A Simple Descriptor toward Optimizing Electrocatalytic N2 Oxidation to HNO3 Performance over Graphene-Based Single-Atom Catalysts

Single-atom catalysts (SACs) exhibit tremendous advantages in the electrochemical N2 oxidation reaction (EN2OR) to HNO3, which is an eco-friendly alternative to the synthesis of conventional industrial nitric acid and nitrates, but methods to rationally design and rapidly screen high-efficiency EN2OR SACs are unclear. Herein, taking pyridinic nitrogen-doped graphene-supported SACs as an example, a simple descriptor has been proposed to evaluate the EN2OR performance through systematically constructing a surface reaction phase diagram.
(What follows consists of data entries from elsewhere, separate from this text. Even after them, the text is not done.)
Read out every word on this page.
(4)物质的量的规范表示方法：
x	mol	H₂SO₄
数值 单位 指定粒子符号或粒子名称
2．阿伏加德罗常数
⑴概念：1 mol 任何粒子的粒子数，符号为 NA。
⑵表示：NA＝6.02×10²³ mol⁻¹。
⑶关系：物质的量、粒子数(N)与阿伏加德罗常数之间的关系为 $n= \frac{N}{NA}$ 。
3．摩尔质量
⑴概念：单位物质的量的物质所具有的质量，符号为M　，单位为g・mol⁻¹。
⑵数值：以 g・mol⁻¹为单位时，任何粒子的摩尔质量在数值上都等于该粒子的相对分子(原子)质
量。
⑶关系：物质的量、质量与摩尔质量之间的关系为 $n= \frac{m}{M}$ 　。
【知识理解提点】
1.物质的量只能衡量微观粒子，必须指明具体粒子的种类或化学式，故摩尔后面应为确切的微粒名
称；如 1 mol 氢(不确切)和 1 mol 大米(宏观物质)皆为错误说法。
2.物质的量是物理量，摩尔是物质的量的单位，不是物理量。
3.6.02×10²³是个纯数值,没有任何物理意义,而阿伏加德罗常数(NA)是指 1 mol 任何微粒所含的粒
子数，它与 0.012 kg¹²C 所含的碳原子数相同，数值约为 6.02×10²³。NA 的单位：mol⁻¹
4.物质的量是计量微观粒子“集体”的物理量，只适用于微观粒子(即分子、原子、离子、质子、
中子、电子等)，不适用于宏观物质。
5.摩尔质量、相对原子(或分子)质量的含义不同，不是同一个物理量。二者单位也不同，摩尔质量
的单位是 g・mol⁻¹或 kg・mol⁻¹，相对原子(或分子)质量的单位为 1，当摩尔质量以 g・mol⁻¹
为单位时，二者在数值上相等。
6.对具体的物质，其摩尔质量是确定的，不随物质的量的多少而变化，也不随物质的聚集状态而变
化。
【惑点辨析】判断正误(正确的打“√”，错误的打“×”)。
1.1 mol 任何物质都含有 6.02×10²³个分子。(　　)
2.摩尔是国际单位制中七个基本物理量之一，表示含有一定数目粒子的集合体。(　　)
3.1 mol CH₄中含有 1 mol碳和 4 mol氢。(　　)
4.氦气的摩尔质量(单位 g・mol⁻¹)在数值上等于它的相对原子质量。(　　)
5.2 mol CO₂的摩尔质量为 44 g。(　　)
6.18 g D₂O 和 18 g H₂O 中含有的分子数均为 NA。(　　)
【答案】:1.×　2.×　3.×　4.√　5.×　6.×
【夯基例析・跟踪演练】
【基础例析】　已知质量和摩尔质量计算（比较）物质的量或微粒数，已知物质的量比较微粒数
This descriptor is comprised of merely the geometric information and inherent atomic properties (occupied d electron number, electronegativity, and coordinate number) that can accurately predict the activity and selectivity of EN2OR, independent of DFT simulations. Based on this descriptor, high-throughput screening has been executed on partially N/C/O coordinated SACs, including 160 candidates; 13 candidates with the overpotential of less than 1.0 V are selected and then validated by DFT calculations with a mean absolute error (MAE) as low as 0.09 V, indicating the reliability of the descriptor. Meanwhile, the screened CoO2N2-G and RhO2N2-G SACs exhibit lower EN2OR overpotential of 0.64 and 0.68 V and more negative UL(EN2OR) - UL(OER) values of -0.34 and -0.44 V in comparison to other candidates, respectively, demonstrating the excellent activity and selectivity of EN2OR. This work offers a route to rapid discovery of high-performance SACs for EN2OR.